POLA JABAR - Dalam dunia nutrisi, kacang almond sering kali dijuluki sebagai "superfood". Namun, apa sebenarnya yang membuat kacang kecil ini begitu istimewa? Salah satu jawabannya terletak pada kandungan Vitamin E-nya yang sangat tinggi. Melansir data dari Cleveland Clinic, almond merupakan salah satu sumber alami alpha-tocopherol (bentuk Vitamin E yang paling mudah diserap tubuh) terbaik di planet ini.
Bagi Anda yang sedang mencari cara alami untuk menjaga kebugaran tubuh sekaligus kecantikan kulit, memahami peran Vitamin E dalam almond adalah langkah awal yang tepat. Berikut adalah ulasan detail mengenai manfaatnya.
Vitamin E dikenal sebagai antioksidan larut lemak yang sangat kuat. Fungsinya adalah sebagai tameng utama yang melindungi sel-sel tubuh dari serangan radikal bebas. Radikal bebas sendiri berasal dari polusi, sinar UV, hingga sisa metabolisme tubuh yang dapat menyebabkan stres oksidatif.

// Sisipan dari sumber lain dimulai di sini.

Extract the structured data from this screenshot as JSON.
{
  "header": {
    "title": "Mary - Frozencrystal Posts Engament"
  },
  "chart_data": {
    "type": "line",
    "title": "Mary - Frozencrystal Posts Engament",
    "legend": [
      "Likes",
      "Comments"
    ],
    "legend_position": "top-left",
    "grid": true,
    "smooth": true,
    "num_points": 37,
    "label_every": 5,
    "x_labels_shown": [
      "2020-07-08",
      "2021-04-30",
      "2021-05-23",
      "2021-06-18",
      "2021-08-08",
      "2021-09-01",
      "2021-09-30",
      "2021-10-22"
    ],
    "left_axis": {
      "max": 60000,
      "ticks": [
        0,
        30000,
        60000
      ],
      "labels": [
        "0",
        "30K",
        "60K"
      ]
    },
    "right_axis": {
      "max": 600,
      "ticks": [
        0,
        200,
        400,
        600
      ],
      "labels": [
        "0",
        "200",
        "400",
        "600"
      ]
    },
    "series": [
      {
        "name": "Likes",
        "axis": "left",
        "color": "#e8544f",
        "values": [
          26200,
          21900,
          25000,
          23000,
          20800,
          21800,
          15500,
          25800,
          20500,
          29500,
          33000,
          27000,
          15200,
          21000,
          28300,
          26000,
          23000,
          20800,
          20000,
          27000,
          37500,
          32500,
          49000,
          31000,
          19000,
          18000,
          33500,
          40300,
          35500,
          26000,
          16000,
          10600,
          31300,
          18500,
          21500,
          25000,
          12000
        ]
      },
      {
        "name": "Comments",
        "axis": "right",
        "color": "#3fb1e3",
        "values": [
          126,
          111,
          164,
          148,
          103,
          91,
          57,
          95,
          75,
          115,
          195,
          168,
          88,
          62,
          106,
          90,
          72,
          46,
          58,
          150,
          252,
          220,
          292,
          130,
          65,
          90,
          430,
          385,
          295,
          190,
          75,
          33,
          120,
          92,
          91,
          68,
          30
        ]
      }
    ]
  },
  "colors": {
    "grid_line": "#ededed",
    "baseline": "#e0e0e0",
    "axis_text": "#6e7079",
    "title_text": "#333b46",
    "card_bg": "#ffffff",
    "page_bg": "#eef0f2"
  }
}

Menurut para ahli di Cleveland Clinic, stres oksidatif yang tidak terkendali merupakan pemicu utama penuaan dini dan berbagai penyakit kronis. Dengan mengkonsumsi almond secara rutin, Anda secara tidak langsung memberikan amunisi bagi tubuh untuk menetralisir kerusakan sel, menjaga jaringan tubuh tetap sehat dan berfungsi optimal.
Bukan rahasia lagi jika industri kecantikan sangat memuja Vitamin E. Namun, mendapatkan nutrisi ini dari makanan jauh lebih efektif dibandingkan hanya mengandalkan produk oles. Vitamin E dalam almond membantu menjaga lapisan pelindung lemak di kulit, yang bertugas mengunci kelembapan.

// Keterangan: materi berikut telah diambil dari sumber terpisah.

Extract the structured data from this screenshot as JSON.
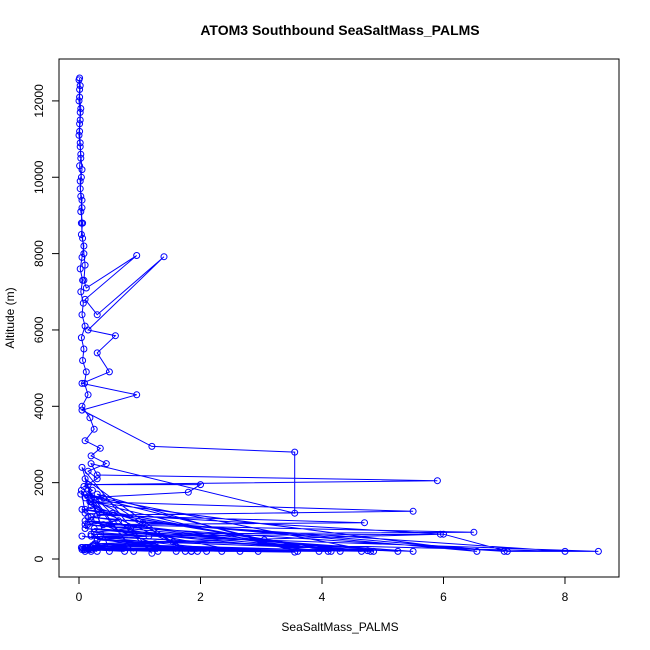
{
  "chart_data": {
    "type": "line",
    "title": "ATOM3 Southbound SeaSaltMass_PALMS",
    "xlabel": "SeaSaltMass_PALMS",
    "ylabel": "Altitude (m)",
    "xlim": [
      0,
      8.6
    ],
    "ylim": [
      0,
      12700
    ],
    "x_ticks": [
      0,
      2,
      4,
      6,
      8
    ],
    "y_ticks": [
      0,
      2000,
      4000,
      6000,
      8000,
      10000,
      12000
    ],
    "grid": false,
    "legend": "none",
    "color": "#0000ff",
    "series": [
      {
        "x": [
          0.01,
          0.02,
          0.01,
          0.03,
          0.02,
          0.01,
          0.02,
          0.03,
          0.05,
          0.02,
          0.03,
          0.05,
          0.04,
          0.06,
          0.08,
          0.1,
          0.08,
          0.12,
          0.95,
          0.1,
          0.3,
          1.4,
          0.15,
          0.6,
          0.3,
          0.5,
          0.05,
          0.95,
          0.05,
          1.2,
          3.55,
          3.55,
          0.2,
          0.3,
          5.9,
          0.15,
          2.0,
          1.8,
          0.1,
          0.2,
          5.5,
          0.3,
          4.7,
          0.4,
          6.5,
          0.2,
          8.55,
          7.05,
          6.0,
          0.1,
          0.04,
          0.2,
          1.05,
          8.0,
          0.3,
          5.5,
          0.25,
          5.25,
          0.2,
          2.65,
          0.1,
          4.3,
          0.05,
          3.05,
          0.03,
          4.85,
          0.1,
          7.0,
          0.15,
          6.55,
          0.2,
          3.6,
          0.3,
          1.75,
          0.1,
          0.5,
          0.05,
          1.2,
          0.15,
          0.9,
          0.2,
          1.85,
          0.3,
          4.1,
          0.1,
          4.65,
          0.2,
          1.6,
          0.05,
          2.1,
          0.1
        ],
        "y": [
          12600,
          12400,
          12100,
          11800,
          11500,
          11200,
          10900,
          10600,
          10200,
          9900,
          9500,
          9200,
          8800,
          8400,
          8000,
          7700,
          7300,
          7100,
          7950,
          6800,
          6400,
          7920,
          6000,
          5850,
          5400,
          4900,
          4600,
          4300,
          3900,
          2950,
          2800,
          1200,
          2500,
          2200,
          2050,
          1950,
          1950,
          1750,
          1600,
          1500,
          1250,
          1150,
          950,
          900,
          700,
          650,
          200,
          200,
          650,
          1200,
          1800,
          1400,
          950,
          200,
          500,
          200,
          800,
          200,
          600,
          200,
          1000,
          200,
          1300,
          500,
          1700,
          200,
          900,
          200,
          1100,
          200,
          1500,
          200,
          1700,
          200,
          2100,
          200,
          2400,
          150,
          1800,
          200,
          1600,
          200,
          1300,
          200,
          800,
          200,
          1000,
          200,
          600,
          200,
          300
        ]
      },
      {
        "x": [
          0.0,
          0.01,
          0.0,
          0.02,
          0.01,
          0.0,
          0.02,
          0.03,
          0.01,
          0.04,
          0.02,
          0.05,
          0.03,
          0.06,
          0.04,
          0.08,
          0.05,
          0.02,
          0.06,
          0.03,
          0.07,
          0.05,
          0.1,
          0.04,
          0.08,
          0.06,
          0.12,
          0.09,
          0.15,
          0.05,
          0.18,
          0.25,
          0.1,
          0.35,
          0.2,
          0.45,
          0.15,
          0.3,
          0.08,
          0.22,
          0.12,
          0.4,
          0.18,
          0.28,
          0.1,
          0.55,
          0.2,
          0.65,
          0.14,
          0.85,
          0.25,
          1.15,
          0.3,
          1.25,
          0.18,
          1.85,
          0.22,
          1.55,
          0.12,
          2.35,
          0.28,
          3.55,
          0.16,
          4.15,
          0.24,
          4.75,
          0.35,
          5.95,
          0.26,
          4.8,
          0.32,
          3.95,
          0.2,
          2.95,
          0.15,
          1.95,
          0.1,
          1.3,
          0.12,
          0.75,
          0.08,
          0.3,
          0.06,
          0.2,
          0.05,
          0.1,
          0.04
        ],
        "y": [
          12550,
          12300,
          12000,
          11700,
          11400,
          11100,
          10800,
          10500,
          10300,
          10000,
          9700,
          9400,
          9100,
          8800,
          8500,
          8200,
          7900,
          7600,
          7300,
          7000,
          6700,
          6400,
          6100,
          5800,
          5500,
          5200,
          4900,
          4600,
          4300,
          4000,
          3700,
          3400,
          3100,
          2900,
          2700,
          2500,
          2300,
          2100,
          1900,
          1800,
          1700,
          1600,
          1500,
          1400,
          1300,
          1200,
          1100,
          1000,
          900,
          800,
          700,
          600,
          500,
          400,
          300,
          200,
          350,
          450,
          300,
          200,
          400,
          180,
          250,
          200,
          350,
          220,
          600,
          650,
          400,
          200,
          300,
          200,
          250,
          200,
          300,
          200,
          250,
          200,
          300,
          200,
          250,
          200,
          300,
          200,
          250,
          200,
          300
        ]
      }
    ]
  }
}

Hasilnya? Kulit terasa lebih kenyal, tidak mudah kering, dan memiliki kemampuan regenerasi yang lebih baik saat terpapar sinar matahari. Mengonsumsi segenggam almond setiap hari bisa menjadi "skincare dari dalam" yang jauh lebih murah dan alami dibandingkan prosedur kecantikan mahal.
Kesehatan kardiovaskular adalah perhatian utama di era modern. Vitamin E berperan dalam mencegah oksidasi kolesterol LDL (kolesterol jahat). Ketika kolesterol teroksidasi, ia cenderung menempel pada dinding pembuluh darah dan membentuk plak yang menyumbat aliran darah.
Dengan bantuan Vitamin E dari almond, proses oksidasi ini dapat ditekan. Selain itu, almond juga mengandung lemak tak jenuh tunggal yang sehat, yang bekerja sinergis dengan Vitamin E untuk menjaga fleksibilitas pembuluh darah dan menurunkan risiko penyakit jantung koroner.
Terutama bagi lansia, Vitamin E memegang peranan krusial dalam menjaga fungsi sistem imun. Seiring bertambahnya usia, kemampuan tubuh untuk melawan infeksi cenderung menurun. Vitamin E membantu meningkatkan respons sel T dalam sistem kekebalan tubuh untuk melawan patogen asing.